The variety of services Google already provides is staggering to the point of being overwhelming. Users can collaborate live on Word documents and spreadsheets using Google Docs and, if still on Google+, can even have their phone automatically upload all of their photos to the service for safe-keeping. Google Music, when/if it’s launched in the UK, will allow users to stash 20,000 tracks in the cloud for streaming on mobile phones. And then there’s Picasa Web Albums, Gmail, Google Calendar…the list goes on. Google’s cloud services are a menagerie of tools with great purposes in mind when they act independently. Trying to integrate them all into this other cloud service is a headache waiting to happen.

And even if the service does launch successfully with decent integration, how many people will make the leap? Spotify Premium allows for any and all music tracks on the service to be stored offline on phones and music players, rather than just those that the user owns, and Dropbox is compatible with every single device under the sun and now offers automatic phone and digital camera backup - and these can all be shared with a link requiring no registration.

When it comes to using Google services, my actual use of them varies. Gmail is an obvious candidate for regular use because it’s genuinely useful - the same goes for Google Docs and Google Calendar.
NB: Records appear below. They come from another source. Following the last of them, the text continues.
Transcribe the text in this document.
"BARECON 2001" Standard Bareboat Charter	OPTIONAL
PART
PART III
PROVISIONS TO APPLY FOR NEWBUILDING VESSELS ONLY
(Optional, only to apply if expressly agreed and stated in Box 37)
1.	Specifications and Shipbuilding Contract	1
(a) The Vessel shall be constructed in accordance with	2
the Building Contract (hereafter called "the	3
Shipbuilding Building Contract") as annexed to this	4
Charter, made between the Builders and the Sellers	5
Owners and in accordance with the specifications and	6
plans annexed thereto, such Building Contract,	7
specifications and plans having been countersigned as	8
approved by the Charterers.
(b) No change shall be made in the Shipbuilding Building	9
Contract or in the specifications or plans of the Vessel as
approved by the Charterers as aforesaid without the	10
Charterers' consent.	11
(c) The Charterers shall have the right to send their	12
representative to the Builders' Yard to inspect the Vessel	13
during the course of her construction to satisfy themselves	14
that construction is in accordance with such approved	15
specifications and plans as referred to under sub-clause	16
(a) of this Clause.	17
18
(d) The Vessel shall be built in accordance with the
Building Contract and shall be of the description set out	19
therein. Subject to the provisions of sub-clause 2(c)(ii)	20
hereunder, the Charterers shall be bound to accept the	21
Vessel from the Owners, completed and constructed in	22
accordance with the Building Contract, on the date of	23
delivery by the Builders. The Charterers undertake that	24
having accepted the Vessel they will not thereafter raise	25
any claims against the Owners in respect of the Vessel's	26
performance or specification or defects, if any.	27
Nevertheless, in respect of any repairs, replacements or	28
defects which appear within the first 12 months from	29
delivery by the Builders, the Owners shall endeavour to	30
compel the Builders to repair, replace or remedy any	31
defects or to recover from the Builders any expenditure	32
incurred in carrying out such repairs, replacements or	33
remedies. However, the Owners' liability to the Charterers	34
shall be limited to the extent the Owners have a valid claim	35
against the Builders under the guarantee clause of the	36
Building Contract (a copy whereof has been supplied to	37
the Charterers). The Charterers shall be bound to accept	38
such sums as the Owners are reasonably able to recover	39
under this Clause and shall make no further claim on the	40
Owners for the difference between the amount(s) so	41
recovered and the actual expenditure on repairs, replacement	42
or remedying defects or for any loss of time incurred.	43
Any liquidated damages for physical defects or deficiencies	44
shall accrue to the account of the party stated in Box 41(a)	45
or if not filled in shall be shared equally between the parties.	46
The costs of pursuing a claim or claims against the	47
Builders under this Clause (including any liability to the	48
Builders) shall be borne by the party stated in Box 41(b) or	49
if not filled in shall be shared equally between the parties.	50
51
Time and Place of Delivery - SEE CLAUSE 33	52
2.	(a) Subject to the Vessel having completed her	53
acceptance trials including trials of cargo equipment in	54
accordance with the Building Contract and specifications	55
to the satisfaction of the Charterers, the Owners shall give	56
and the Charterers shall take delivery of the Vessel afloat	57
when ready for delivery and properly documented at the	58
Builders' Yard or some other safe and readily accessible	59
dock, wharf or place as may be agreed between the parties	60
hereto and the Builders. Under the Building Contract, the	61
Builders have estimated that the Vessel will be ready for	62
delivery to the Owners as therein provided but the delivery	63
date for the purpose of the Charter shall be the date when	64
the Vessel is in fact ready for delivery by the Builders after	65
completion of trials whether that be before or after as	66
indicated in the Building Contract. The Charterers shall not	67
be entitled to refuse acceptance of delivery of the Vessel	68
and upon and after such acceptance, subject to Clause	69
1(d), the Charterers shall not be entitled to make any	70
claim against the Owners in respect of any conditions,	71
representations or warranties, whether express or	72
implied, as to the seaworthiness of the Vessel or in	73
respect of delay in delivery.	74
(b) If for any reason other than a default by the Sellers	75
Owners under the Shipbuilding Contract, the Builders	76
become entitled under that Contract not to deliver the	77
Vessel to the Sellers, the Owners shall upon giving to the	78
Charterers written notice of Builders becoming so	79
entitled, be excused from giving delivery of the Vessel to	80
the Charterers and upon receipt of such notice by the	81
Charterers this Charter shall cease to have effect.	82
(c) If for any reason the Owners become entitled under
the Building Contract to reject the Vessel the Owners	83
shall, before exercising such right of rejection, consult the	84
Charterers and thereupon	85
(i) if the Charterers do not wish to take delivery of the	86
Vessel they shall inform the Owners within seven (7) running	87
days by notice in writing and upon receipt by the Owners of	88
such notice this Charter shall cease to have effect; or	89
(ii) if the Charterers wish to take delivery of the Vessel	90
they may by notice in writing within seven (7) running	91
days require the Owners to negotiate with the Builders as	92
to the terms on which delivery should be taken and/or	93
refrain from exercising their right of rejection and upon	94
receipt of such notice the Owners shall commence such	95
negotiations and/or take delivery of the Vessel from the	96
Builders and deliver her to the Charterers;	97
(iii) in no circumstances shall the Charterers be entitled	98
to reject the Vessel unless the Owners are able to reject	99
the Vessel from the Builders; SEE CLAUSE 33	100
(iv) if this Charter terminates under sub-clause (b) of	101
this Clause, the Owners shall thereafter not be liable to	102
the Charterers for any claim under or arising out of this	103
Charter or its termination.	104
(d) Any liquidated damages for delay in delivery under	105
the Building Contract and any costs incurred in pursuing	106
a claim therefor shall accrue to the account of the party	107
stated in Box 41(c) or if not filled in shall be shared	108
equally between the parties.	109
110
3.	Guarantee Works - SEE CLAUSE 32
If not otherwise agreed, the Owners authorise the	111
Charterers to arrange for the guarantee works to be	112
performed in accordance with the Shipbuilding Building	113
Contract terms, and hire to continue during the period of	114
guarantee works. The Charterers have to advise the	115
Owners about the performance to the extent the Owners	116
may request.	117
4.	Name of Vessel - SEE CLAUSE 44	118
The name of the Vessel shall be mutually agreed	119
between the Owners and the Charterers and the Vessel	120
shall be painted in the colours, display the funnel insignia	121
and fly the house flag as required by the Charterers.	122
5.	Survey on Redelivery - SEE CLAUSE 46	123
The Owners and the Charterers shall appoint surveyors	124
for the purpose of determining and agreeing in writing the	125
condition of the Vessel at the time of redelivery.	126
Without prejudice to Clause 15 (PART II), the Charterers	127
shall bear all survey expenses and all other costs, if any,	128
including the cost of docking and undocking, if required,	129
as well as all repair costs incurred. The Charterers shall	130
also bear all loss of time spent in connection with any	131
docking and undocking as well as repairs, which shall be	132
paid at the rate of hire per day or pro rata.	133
But for cloud file access and backup without batting an eyelid, I use Dropbox. The desktop integration means that sharing files on a regular basis is drag-and-drop simple, and I can take a photo on my phone and have it sitting on my hard drive moments later. 

I do also use iCloud, simply because it’s there and it’s very well-integrated with both my laptop and my iPad. It’s a comfort to know that photos and other things are saved, more than anything, and being able to write something in the pure and focused iA Writer and see it appear on my laptop for formatting is hugely convenient. But cloud apps on my phone, like Google Docs and the like, generally go unused, and two-step verification to keep my Google account secure makes every log-in on a new computer a pain. 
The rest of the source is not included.